Jess knew she had to meet Seth. She flew to the UK, exchanged ideas and flagged the idea that they might work together in the future. She went on to conduct postdoctoral work at the Florey Institute, investigating how gene-environment interactions affected synaptic plasticity (the ability of synapses to change). Soon the call came and she was recruited as a postdoctoral fellow by Seth in 2008 to work at the Wellcome Trust Sanger Institute in Cambridge.
At this time, Seth had developed more than 100 lines of geneticallyengineered mice with synaptic mutations relevant to various disorders. His team was looking at the way these mutations impacted brain function at the molecular signalling level.
But he wasn’t doing much research on behaviour so Jess stepped in, asking, “How do these mutations impact on complex behaviour and cognition?”
Jess forged a collaboration with Professors Tim Bussey and Lisa Saksida at Cambridge University. They were developing a novel behavioural tool – the rodent touchscreen cognitive tests. These touchscreen tests, based on the tests that are routinely used in the clinic with humans, allowed scientists to look more comprehensively at cognitive profiles in mice and rats. Using this technology, the team made some novel insights into the evolution of cognition in a leading paper published in 2013 in the prestigious journal Nature Neuroscience
Extending this work, Jess was first author in another paper published in 2015 that showed – for the first time – that identical touchscreen-based cognitive tests could be used in both mice and humans carrying diseaserelated genetic mutations to assess complex learning and problem-solving. This created an important tool and approach to improve the way scientists measure and model cognitive dysfunction in human disorders in animals, and offered a potential way of standardising results between labs around the world.
Moreover, it meant that new psychiatric drugs could be tested and validated in mice in the hope they would then also have the same positive effects on cognitive problems in humans – currently a big obstacle for developing effective therapies.
In 2014, after a stint at the University of Edinburgh, Jess returned to Melbourne and the Florey to head the Synapse Biology and Cognition laboratory on a coveted Australian Research Council Future Fellowship. Her lab continues to seek the genetic basis of brain disorders, expanding the number of disorders it investigates and creating new tests to tap into complex cognitive processes. The Florey is now the largest site in Australia using the touchscreen technology.
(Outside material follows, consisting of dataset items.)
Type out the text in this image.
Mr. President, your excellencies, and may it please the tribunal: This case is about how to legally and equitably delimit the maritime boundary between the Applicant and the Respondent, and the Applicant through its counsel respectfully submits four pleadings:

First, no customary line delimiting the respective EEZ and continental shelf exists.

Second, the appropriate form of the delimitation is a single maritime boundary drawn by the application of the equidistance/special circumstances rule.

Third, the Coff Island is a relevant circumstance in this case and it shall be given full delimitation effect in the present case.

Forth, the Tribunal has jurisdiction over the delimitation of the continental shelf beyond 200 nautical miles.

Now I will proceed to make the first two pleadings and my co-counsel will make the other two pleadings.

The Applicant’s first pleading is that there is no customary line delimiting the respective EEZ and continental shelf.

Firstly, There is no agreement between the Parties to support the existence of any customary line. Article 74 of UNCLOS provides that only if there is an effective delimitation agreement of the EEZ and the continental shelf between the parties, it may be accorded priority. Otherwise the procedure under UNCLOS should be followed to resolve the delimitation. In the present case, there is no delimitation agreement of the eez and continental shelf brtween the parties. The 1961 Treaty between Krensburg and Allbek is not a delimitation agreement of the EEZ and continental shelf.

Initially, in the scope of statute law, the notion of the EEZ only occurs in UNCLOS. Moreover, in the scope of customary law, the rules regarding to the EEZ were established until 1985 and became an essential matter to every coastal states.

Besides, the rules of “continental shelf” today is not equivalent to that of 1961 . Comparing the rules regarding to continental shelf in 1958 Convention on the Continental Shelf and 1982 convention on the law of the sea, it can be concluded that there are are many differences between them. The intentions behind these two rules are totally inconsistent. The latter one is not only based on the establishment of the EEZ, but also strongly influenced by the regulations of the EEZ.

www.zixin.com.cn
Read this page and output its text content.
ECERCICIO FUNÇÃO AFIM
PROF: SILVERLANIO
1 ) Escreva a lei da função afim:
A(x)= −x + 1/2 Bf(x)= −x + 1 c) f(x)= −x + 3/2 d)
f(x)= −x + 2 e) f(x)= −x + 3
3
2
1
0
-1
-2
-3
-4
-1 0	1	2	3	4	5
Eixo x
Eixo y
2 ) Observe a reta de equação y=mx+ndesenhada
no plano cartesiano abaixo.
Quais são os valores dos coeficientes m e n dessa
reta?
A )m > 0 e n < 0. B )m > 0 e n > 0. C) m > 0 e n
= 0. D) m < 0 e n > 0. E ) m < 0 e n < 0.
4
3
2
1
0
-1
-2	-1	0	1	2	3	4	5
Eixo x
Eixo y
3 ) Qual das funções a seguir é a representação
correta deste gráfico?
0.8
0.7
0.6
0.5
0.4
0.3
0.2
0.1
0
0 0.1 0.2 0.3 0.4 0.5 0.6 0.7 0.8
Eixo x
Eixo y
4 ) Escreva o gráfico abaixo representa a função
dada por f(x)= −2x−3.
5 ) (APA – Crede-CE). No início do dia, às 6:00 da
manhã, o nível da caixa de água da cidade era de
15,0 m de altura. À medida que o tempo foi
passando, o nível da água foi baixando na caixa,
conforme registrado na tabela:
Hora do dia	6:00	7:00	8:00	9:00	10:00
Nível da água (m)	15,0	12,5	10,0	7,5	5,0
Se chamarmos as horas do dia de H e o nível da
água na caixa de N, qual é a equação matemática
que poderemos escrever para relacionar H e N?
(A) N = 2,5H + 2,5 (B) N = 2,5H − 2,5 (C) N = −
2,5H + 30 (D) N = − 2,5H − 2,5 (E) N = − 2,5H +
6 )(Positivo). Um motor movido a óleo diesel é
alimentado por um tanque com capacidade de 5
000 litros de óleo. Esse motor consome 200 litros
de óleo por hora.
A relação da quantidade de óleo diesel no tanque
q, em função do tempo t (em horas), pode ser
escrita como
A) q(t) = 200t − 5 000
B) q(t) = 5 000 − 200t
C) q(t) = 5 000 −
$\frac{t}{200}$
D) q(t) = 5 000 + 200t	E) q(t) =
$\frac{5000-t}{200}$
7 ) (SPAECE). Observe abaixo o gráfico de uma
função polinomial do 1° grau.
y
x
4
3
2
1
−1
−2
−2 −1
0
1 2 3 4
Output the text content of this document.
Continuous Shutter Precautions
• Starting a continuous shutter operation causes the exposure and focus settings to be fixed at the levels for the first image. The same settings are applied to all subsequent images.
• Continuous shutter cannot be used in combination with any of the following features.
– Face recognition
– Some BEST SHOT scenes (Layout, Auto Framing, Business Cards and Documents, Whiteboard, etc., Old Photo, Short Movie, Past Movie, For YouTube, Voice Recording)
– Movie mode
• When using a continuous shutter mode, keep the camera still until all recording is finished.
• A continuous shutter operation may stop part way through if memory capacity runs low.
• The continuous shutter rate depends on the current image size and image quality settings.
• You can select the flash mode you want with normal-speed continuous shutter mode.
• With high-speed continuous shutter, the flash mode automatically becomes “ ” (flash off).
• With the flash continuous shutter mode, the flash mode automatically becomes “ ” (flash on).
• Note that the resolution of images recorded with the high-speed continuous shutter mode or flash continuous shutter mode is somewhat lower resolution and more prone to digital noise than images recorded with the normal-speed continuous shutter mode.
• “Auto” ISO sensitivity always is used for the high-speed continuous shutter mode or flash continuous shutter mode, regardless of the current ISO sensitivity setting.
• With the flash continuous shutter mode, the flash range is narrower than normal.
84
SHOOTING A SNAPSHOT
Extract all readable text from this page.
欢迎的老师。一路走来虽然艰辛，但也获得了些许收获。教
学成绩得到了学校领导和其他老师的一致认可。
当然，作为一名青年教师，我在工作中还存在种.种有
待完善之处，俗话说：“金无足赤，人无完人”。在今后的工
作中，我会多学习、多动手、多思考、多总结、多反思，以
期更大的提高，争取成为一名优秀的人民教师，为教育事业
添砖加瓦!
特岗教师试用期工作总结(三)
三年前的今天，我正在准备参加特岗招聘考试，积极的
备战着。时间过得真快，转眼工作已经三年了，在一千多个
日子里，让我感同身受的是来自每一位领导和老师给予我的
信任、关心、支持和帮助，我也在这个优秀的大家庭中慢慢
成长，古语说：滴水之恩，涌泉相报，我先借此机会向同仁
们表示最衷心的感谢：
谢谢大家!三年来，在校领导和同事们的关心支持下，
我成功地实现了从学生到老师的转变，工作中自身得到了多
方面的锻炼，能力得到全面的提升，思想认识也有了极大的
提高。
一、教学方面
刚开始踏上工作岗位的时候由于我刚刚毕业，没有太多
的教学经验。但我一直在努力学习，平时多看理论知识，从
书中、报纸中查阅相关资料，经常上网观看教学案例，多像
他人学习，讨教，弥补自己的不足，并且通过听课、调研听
Jess has created clinical collaborations in Edinburgh, Netherlands, Adelaide and Melbourne, studying patients with genetic mutations in synaptic genes that increase the risk of psychiatric diseases such as schizophrenia, autism and depression, using genetically engineered mice with the same mutations. She is on the brink of the next phase of this research, and her career, working with the Drug Discovery Biology group at Monash University testing drug compounds for schizophrenia.
Now a mother of two-year-old Charlotte, Jess is still fascinated by the play of genes on personality. “She’s my biggest project!”
This is an image of neurones grown from stem cells taken from children with epilepsy. We are growing these neurones to understand how changes in normal cellular mechanisms can lead to this severe form of epilepsy. Importantly, by growing these neurones in a dish we are able to treat them with next-generation drugs without exposing the children to any potential risks or adverse effects. In this image the cytoskeletal structures of neurones are shown by staining with fluorescent probes. Here green fluorescence represents dendritic structures and red, axons.